A troubling legacy is taken away
Bust of Chief Justice Roger Taney removed from Frederick City Hall
FREDERICK — A bust of former U.S. Chief Justice Roger B. Taney will no longer greet visitors outside Frederick’s City Hall.
The bronze likeness of the Maryland native who wrote the watershed Dred Scott decision affirming slavery 160 years ago, was gently loosened Saturday morning by a crew of three men and loaded by a small crane into the back of an old Chevy pickup truck.
A small crowd that gathered to watch the removal applauded as the truck pulled away.
“To me, this was an embarrassment,” said Frederick Alderman Donna Kuzemchak, a Democrat who has been trying to have Taney’s statue removed since she was elected in 1997. The aldermen voted last year to have the statue removed.
Since 1932, the bust of Taney, along with that of Thomas Johnson, the first governor of Maryland, flanked the entrance of the historic City Hall building, which once served as a courthouse and sits just a block from bustling Market Street and its trendy shops and restaurants.
Both busts will be relocated to Mount Olivet Cemetery in Frederick, where Johnson is buried.
Taney wrote the 1857 majority opinion that ruled Scott, a Missouri slave who had traveled with his master into free territory and said he should retain his freedom, must remain enslaved. Taney wrote that the country’s founders saw blacks as “beings of an inferior order,” and that they “had no rights which the white man was bound to respect.”

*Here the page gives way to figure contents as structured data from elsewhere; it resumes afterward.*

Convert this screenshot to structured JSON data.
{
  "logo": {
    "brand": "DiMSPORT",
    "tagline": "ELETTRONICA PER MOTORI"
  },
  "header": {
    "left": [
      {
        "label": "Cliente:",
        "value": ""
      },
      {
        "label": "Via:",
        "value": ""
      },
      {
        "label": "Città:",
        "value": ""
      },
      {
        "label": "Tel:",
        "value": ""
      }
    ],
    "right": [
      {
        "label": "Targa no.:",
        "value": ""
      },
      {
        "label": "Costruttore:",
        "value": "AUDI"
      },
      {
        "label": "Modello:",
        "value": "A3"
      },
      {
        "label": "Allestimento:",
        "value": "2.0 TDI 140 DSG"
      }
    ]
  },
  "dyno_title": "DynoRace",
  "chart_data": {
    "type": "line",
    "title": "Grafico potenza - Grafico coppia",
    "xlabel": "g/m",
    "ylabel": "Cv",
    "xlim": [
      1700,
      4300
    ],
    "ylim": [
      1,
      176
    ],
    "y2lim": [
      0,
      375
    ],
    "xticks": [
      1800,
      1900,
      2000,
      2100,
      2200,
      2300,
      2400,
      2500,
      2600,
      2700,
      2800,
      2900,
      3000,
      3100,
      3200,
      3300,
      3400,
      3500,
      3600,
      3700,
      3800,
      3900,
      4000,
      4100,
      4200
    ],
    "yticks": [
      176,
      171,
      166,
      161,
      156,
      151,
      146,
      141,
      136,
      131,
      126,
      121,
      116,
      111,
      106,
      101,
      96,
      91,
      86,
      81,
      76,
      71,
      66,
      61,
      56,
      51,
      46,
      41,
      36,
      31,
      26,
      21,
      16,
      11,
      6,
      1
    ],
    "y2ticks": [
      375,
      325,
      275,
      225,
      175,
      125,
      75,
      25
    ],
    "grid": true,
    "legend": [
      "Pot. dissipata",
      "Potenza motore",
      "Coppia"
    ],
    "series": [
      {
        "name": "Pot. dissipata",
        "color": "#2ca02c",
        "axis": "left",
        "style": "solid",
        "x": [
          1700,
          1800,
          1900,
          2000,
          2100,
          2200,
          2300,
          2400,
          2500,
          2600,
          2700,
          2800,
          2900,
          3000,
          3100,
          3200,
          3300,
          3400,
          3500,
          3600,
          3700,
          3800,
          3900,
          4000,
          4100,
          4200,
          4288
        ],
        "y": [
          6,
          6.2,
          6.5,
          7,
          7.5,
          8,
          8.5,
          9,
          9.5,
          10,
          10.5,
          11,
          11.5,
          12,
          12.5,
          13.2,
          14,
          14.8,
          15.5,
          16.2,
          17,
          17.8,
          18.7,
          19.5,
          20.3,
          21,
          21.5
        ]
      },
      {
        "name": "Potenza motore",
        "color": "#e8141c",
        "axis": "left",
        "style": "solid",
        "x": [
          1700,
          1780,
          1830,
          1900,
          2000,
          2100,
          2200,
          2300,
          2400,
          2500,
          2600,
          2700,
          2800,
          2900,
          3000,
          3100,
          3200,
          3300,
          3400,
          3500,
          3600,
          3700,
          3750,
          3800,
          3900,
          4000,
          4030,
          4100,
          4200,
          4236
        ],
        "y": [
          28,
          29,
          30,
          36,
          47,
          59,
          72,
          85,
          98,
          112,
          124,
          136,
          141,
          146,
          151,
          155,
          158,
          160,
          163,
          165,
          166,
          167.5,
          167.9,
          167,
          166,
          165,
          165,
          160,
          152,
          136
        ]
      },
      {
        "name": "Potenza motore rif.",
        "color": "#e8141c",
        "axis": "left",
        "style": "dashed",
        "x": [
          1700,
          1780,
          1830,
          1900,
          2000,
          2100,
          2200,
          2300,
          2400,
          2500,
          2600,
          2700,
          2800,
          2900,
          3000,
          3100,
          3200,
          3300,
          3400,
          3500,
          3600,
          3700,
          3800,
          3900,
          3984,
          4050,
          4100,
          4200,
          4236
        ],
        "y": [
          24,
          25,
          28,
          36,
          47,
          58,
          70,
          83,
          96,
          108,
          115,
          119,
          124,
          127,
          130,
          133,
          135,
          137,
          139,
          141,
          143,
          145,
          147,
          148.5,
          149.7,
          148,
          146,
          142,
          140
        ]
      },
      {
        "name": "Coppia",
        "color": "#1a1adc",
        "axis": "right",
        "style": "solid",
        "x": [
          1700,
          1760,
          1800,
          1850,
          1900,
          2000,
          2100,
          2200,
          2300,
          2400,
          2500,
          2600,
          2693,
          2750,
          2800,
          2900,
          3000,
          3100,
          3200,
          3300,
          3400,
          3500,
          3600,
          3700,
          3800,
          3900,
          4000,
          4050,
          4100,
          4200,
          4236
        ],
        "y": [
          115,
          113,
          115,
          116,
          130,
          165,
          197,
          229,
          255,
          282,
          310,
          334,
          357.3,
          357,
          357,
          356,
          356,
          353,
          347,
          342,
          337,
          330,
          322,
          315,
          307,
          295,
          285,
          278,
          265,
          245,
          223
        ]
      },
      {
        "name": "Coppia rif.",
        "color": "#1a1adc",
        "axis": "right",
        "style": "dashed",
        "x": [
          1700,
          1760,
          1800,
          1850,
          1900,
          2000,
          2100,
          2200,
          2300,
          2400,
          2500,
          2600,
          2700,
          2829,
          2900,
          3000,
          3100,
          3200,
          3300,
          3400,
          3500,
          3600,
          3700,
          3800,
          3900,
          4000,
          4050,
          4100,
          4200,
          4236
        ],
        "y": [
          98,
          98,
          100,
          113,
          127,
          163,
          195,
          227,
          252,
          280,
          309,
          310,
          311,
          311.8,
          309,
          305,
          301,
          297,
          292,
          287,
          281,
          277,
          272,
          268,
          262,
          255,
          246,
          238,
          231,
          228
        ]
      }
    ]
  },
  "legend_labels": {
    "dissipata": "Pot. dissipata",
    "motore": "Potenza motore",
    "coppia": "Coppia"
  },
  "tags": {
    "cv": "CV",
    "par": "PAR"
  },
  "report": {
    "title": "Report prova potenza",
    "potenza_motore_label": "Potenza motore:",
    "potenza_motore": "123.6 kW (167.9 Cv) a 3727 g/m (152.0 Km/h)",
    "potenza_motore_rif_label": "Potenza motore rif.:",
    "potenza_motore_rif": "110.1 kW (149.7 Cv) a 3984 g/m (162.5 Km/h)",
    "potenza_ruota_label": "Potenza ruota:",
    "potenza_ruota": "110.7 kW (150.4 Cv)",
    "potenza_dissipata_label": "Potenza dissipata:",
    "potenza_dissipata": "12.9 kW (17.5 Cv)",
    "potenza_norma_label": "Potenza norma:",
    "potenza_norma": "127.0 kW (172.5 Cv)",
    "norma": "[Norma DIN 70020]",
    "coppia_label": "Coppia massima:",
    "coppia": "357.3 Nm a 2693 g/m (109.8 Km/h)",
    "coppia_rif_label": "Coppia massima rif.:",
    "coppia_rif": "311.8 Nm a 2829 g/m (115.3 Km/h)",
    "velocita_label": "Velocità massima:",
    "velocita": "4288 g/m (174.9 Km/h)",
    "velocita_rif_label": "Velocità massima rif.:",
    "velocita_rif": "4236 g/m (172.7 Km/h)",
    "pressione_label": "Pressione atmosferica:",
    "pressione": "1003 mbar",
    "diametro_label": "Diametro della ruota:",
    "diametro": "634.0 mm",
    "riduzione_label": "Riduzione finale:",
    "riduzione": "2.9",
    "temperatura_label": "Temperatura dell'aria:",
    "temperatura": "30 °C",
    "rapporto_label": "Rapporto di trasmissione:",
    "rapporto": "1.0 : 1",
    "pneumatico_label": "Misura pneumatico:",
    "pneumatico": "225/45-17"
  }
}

Before the statue was lifted, Lorraine Hoffman, who lives just outside the city, posed as if she were moving the statue, which rested unevenly on wooden shims. She talked about making the photo her Facebook profile picture.
“I don’t think he deserves to be in front of City Hall,” she said.
Mayor Randy McClement said there were equal amounts of support for and opposition to the statues. Many supporters of the statues, he said, felt that moving them would be an attempt to deny history.
“It’s historic in its own right. It was done by a fine artist. It was part of the heritage of the people of Frederick County,” said Theresa Mathias Michel, a lifelong Frederick resident who was opposed to removing the statue.
She and two others filed a petition last year, asking for a judge to review the decision, but it was later withdrawn.
The group chose not to continue to fight the decision after the opposition “wanted to make some racial capital out of it. We had no wish to get into that business,” Mathias Michel said.
The removal of the bust of Johnson, a slave owner who also served on the U.S. Supreme Court, did not inspire opposition. But McClement said “it didn’t look quite right” and that keeping just one bust marred the symmetry outside City Hall.
McClement said the city had offers from private buyers for the busts, but that city officials wanted to keep the busts where they would remain on public display, and decided a good site was Mount Olivet.
The cemetery board recently voted to display the new additions near the Francis Scott Key Memorial Monument, which draws many tourists, said Ronald Pearcey, the cemetery superintendent.
Both busts would remain together, he said, as they were outside City Hall.
“They’ve been together for so many years,” Pearcey said.